Ini juga memiliki 11 jalan yang dinamai Petain: Hartselle, Alabama; Prichard, Alabama; Yuma, Colorado; Abbeville, Louisiana; Monroe, Louisiana; Goffstown, New Hampshire; Milltown, New Jersey; Defiance, Ohio; Ellwood City, Pennsylvania; Nemacolin, Pennsylvania; dan Dallas, Texas, menurut laporan itu.

Dalam laporan tersebut, Armenia menonjol sebagai salah satu negara paling ramah Nazi dengan lusinan monumen untuk menghormati mereka yang telah membantu perjuangan mematikan Adolf Hitler.

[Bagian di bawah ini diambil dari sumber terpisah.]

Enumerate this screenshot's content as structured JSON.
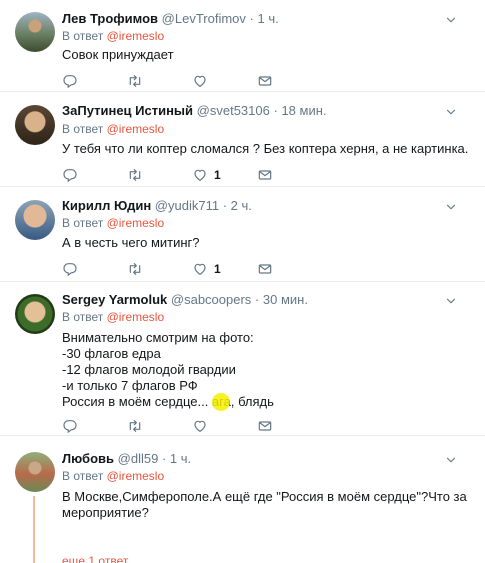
{
  "tweets": [
    {
      "name": "Лев Трофимов",
      "handle": "@LevTrofimov",
      "dot": "·",
      "time": "1 ч.",
      "reply_prefix": "В ответ",
      "reply_to": "@iremeslo",
      "lines": [
        "Совок принуждает"
      ],
      "retweet_count": "",
      "like_count": ""
    },
    {
      "name": "ЗаПутинец Истиный",
      "handle": "@svet53106",
      "dot": "·",
      "time": "18 мин.",
      "reply_prefix": "В ответ",
      "reply_to": "@iremeslo",
      "lines": [
        "У тебя что ли коптер сломался ? Без коптера херня, а не картинка."
      ],
      "retweet_count": "",
      "like_count": "1"
    },
    {
      "name": "Кирилл Юдин",
      "handle": "@yudik711",
      "dot": "·",
      "time": "2 ч.",
      "reply_prefix": "В ответ",
      "reply_to": "@iremeslo",
      "lines": [
        "А в честь чего митинг?"
      ],
      "retweet_count": "",
      "like_count": "1"
    },
    {
      "name": "Sergey Yarmoluk",
      "handle": "@sabcoopers",
      "dot": "·",
      "time": "30 мин.",
      "reply_prefix": "В ответ",
      "reply_to": "@iremeslo",
      "lines": [
        "Внимательно смотрим на фото:",
        "-30 флагов едра",
        "-12 флагов молодой гвардии",
        "-и только 7 флагов РФ",
        "Россия в моём сердце... ага, блядь"
      ],
      "retweet_count": "",
      "like_count": ""
    },
    {
      "name": "Любовь",
      "handle": "@dll59",
      "dot": "·",
      "time": "1 ч.",
      "reply_prefix": "В ответ",
      "reply_to": "@iremeslo",
      "lines": [
        "В Москве,Симферополе.А ещё где \"Россия в моём сердце\"?Что за",
        "мероприятие?"
      ],
      "retweet_count": "",
      "like_count": ""
    }
  ],
  "more_replies": "еще 1 ответ",
  "icons": {
    "reply": "reply-icon",
    "retweet": "retweet-icon",
    "like": "heart-icon",
    "dm": "envelope-icon",
    "menu": "chevron-down-icon"
  },
  "colors": {
    "link": "#e8563f",
    "muted": "#657786",
    "text": "#14171a",
    "divider": "#e6ecf0",
    "thread": "#f5b7a1"
  }
}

Nasionalis Armenia Garegin Nzhdeh ((1886–1955), kata laporan itu, menempatkan Legiun Armenia di tangan Nazi, melayani Reich Ketiga di Kaukasus, Krimea, dan Prancis. Sebuah monumen raksasa dalam ingatannya didirikan di ibu kota Armenia Yerevan pada tahun 2016, menjadi berita utama internasional.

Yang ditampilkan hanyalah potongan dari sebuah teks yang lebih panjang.